Tearing the fabric of material speech

Like some Western governments, several Muslim states forbid Islamic dress in universities and official buildings.

A woman wearing the niqab, a veil worn by the most conservative Muslims that exposes only a woman's eyes, walking in Marseille. (photo credit: AP)
A woman wearing the niqab, a veil worn by the most conservative Muslims that exposes only a woman's eyes, walking in Marseille.
(photo credit: AP)
Western governments aren’t the only bodies which have curbed women’s rights to religious expression by banning Muslim garb.
France, Belgium and Quebec have all passed variations of laws restricting Muslim head scarves or face-concealing niqabs – proscriptions which have been widely covered in the international press. And yes, shame on those countries for attacking religious expression.
Less discussed is the fact that many Muslim countries enforce similar bans. In the summer of 2010, Syria banned the niqab and any other burqa-like face-concealing garment from all public and private universities, and extended the ban to include female instructors. The UAE forbids women to wear the niqab in some government jobs, according to Gaelle Picherit-Duthler, a communication professor at the all-female Dubai campus of Zayed University.
Government-owned EgyptAir forbids flight attendants from wearing the hijab, or head scarf. On my EgyptAir flight from Cairo to Tunis, I asked a male crew chief if this policy was still enforced. “Of course,” he said, while making a face as though he had smelled rotting garbage. The Egyptian government may also forbid university professors to wear the niqab.
DECADES BEFORE France and Belgium moved to ban face-covering veils, Tunisia declared a similar ban. Such bans in Arab countries reflect a deep suspicion of conservative Islam by secular regimes, or involve promotion of what governments perceive as a modern image, which is why you won’t see a headscarved woman reporting the news on Egyptian government TV.
Both concerns drive policies on conservative Muslim dress in Tunisia, a North African country of 11 million, which goes several steps beyond other Arab regimes in the wrong direction. The country’s Decree 108, issued in 1981, bans “sectarian” dress (largely meaning hijabs or niqabs for women and long beards for men) in government buildings, and a similar decree in 1986 extended the ban to public educational settings.
Decree 108 proclaimed that female civil servants must “remain in the enlightened image as desired by their liberator, president Habib Bourgiba,” according to Amnesty International.
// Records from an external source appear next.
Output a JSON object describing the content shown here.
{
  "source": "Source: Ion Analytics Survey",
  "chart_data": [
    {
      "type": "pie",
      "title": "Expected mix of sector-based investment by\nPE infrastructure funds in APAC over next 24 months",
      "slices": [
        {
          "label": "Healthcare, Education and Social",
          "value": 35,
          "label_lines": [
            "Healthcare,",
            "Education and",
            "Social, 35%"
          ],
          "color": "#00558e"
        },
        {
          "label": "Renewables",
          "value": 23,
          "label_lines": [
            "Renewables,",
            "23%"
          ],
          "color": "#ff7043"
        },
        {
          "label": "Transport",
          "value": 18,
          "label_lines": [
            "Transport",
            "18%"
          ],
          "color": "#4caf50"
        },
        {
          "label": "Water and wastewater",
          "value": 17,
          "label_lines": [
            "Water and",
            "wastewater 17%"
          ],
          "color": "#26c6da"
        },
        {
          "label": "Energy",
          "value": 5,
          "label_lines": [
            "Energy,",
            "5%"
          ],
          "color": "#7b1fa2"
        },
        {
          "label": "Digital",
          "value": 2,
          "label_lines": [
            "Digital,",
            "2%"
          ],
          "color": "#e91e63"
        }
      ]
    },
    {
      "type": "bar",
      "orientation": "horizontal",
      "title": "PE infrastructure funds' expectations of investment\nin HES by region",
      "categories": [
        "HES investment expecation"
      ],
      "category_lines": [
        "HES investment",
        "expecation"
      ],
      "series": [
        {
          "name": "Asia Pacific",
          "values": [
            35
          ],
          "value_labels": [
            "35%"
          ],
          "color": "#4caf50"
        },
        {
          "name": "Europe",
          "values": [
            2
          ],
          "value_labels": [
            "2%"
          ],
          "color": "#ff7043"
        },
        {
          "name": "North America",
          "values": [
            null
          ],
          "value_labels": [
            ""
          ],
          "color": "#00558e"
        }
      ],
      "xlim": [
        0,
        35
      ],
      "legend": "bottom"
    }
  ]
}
Tunisia’s late founding leader once reportedly called the head scarf an “odious rag,” and the current leader has referred to the accessory as a “garment of foreign origin.”
Tunisia is generally considered one of the most progressive Arab states on matters of gender and sexual expression. One hotel near the coastal town of Monastir hosts a weekly drag show featuring Belgian and Tunisian crossdressers – something you’re unlikely to see elsewhere in the Arab world. (I attended the show on what happened to be the eve of the most sacred Islamic holiday.) This drag cabaret featured many garments of foreign origin, and also foreign music, humor and languages (English and French), but didn’t apparently challenge the “liberator’s” conception of the enlightened image. Hijabs and niqabs, however, somehow threaten Tunisia’s cultural identity.
As decrees rather than laws, Tunisian proclamations against the hijab and niqab aren’t always consistently enforced, and the government has had periods of both tolerance and crackdowns on conservative dress over the past three decades.
Currently, Tunisian women do not appear restricted from wearing the garment in public areas, which has markedly increased. Several reports in recent years, including documents from the US State Department and Amnesty International, have alleged official harassment of Tunisian women wearing the hijab in public places, but I have not seen evidence of this anywhere in the country.
Like most Muslim countries, Tunisia has witnessed a conservative Islamic resurgence in recent years. The government, though, isn’t thrilled, and shows few signs it will annul its 1980s decrees.
However unevenly enforced, any ban on religious dress isn’t the mark of a modern nation. While Tunisia deserves credit for highly progressive women’s rights legislation enacted in the 1950s and since – which ensured many basic rights still denied to women in many Arab countries, including rigorous protection from polygamy – dictating to others what amounts to “modern,” acceptable dress is a vile policy.
Forcing a woman to burn a bra doesn’t make one a liberator.
Tunisia serves as a reminder that governments forcing Muslim women to look like the secular majority aren’t found only in the euro zone or eastern Canada. Living in Islamic countries is no guarantee that Muslim women can define modesty for themselves.